Set up this tank without any plants in the beginning. It initially had "river" of sand going through the middle with the sides having soil capped with pebbles I recently bought a lot of plants and don't really know what to do with them all.

Plant list:
1. Rotala Rotundifolia
2. Alternanthera reineckii Mini
3. Hygrophila polysperma
4. Ludwigia red
5. Ludwigia Repens
6. Ozelot sword
7. Jungle Val

Any tips?










Sent from my iPhone using Tapatalk


----------



## ksimdjembe (Nov 11, 2006)

Sometimes less is more. Everyone develops their own preferred sense of aqua scraping, but I am partial to the rule of thirds. In this case it might be an idea to bring many of the plants and driftwood pieces together and make an island of sorts of dense planting of most of the plants, working your way from front to back with the shorter plants in front and taller in back.

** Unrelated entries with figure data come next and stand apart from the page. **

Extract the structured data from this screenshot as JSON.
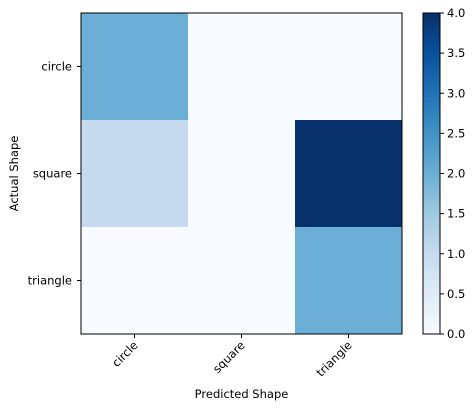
{
  "chart_data": {
    "type": "heatmap",
    "title": "",
    "xlabel": "Predicted Shape",
    "ylabel": "Actual Shape",
    "x_categories": [
      "circle",
      "square",
      "triangle"
    ],
    "y_categories": [
      "circle",
      "square",
      "triangle"
    ],
    "values": [
      [
        2,
        0,
        0
      ],
      [
        1,
        0,
        4
      ],
      [
        0,
        0,
        2
      ]
    ],
    "colormap": "Blues",
    "vmin": 0,
    "vmax": 4,
    "colorbar_ticks": [
      "0.0",
      "0.5",
      "1.0",
      "1.5",
      "2.0",
      "2.5",
      "3.0",
      "3.5",
      "4.0"
    ],
    "grid": false,
    "x_tick_rotation_deg": 45
  }
}
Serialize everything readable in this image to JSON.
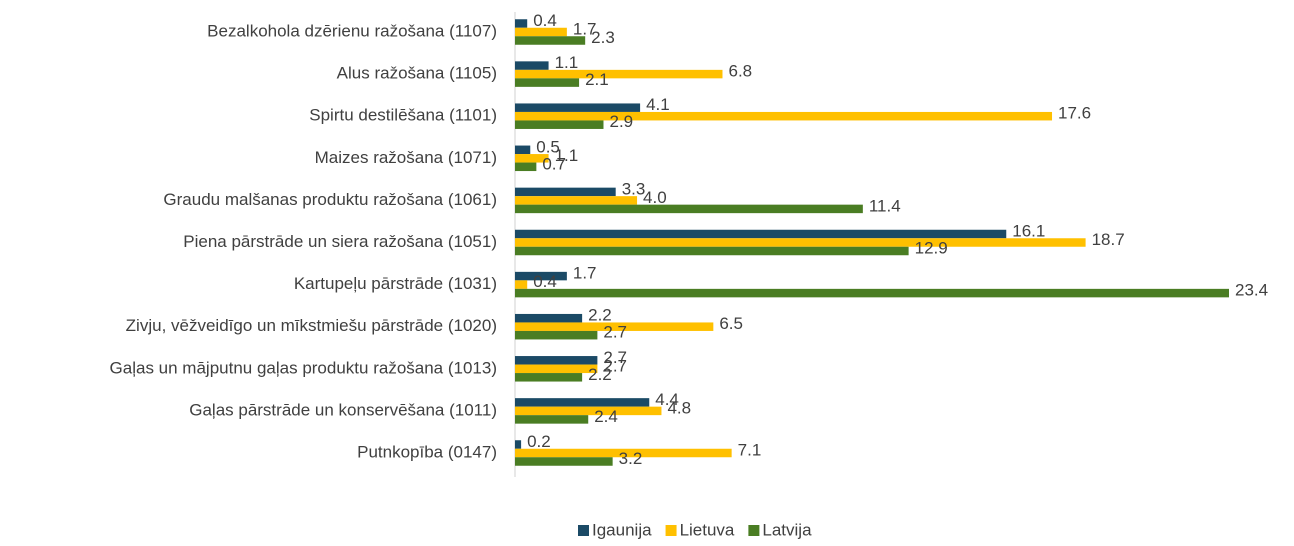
{
  "chart_data": {
    "type": "hbar",
    "categories": [
      "Bezalkohola dzērienu ražošana (1107)",
      "Alus ražošana (1105)",
      "Spirtu destilēšana (1101)",
      "Maizes ražošana (1071)",
      "Graudu malšanas produktu ražošana (1061)",
      "Piena pārstrāde un siera ražošana (1051)",
      "Kartupeļu pārstrāde (1031)",
      "Zivju, vēžveidīgo un mīkstmiešu pārstrāde (1020)",
      "Gaļas un mājputnu gaļas produktu ražošana (1013)",
      "Gaļas pārstrāde un konservēšana (1011)",
      "Putnkopība (0147)"
    ],
    "series": [
      {
        "name": "Igaunija",
        "color": "#1b4a66",
        "values": [
          0.4,
          1.1,
          4.1,
          0.5,
          3.3,
          16.1,
          1.7,
          2.2,
          2.7,
          4.4,
          0.2
        ]
      },
      {
        "name": "Lietuva",
        "color": "#ffc000",
        "values": [
          1.7,
          6.8,
          17.6,
          1.1,
          4.0,
          18.7,
          0.4,
          6.5,
          2.7,
          4.8,
          7.1
        ],
        "value_labels": [
          "1.7",
          "6.8",
          "17.6",
          "1.1",
          "4.0",
          "18.7",
          "0.4",
          "6.5",
          "2.7",
          "4.8",
          "7.1"
        ]
      },
      {
        "name": "Latvija",
        "color": "#4a7d23",
        "values": [
          2.3,
          2.1,
          2.9,
          0.7,
          11.4,
          12.9,
          23.4,
          2.7,
          2.2,
          2.4,
          3.2
        ]
      }
    ],
    "legend": "bottom"
  }
}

This leaves open space and gives a nice thicket look on one side.

A photo link:
http://scapefu.com/wp-content/uploads/2014/03/no_left_branches_details.jpg

Some theory: 
http://aquascapinglove.com/basics/getting-started-aquascaping/


----------



## silent1mezzo (Jun 24, 2014)

Thanks for the article! It was really helpful. 


Sent from my iPhone using Tapatalk


----------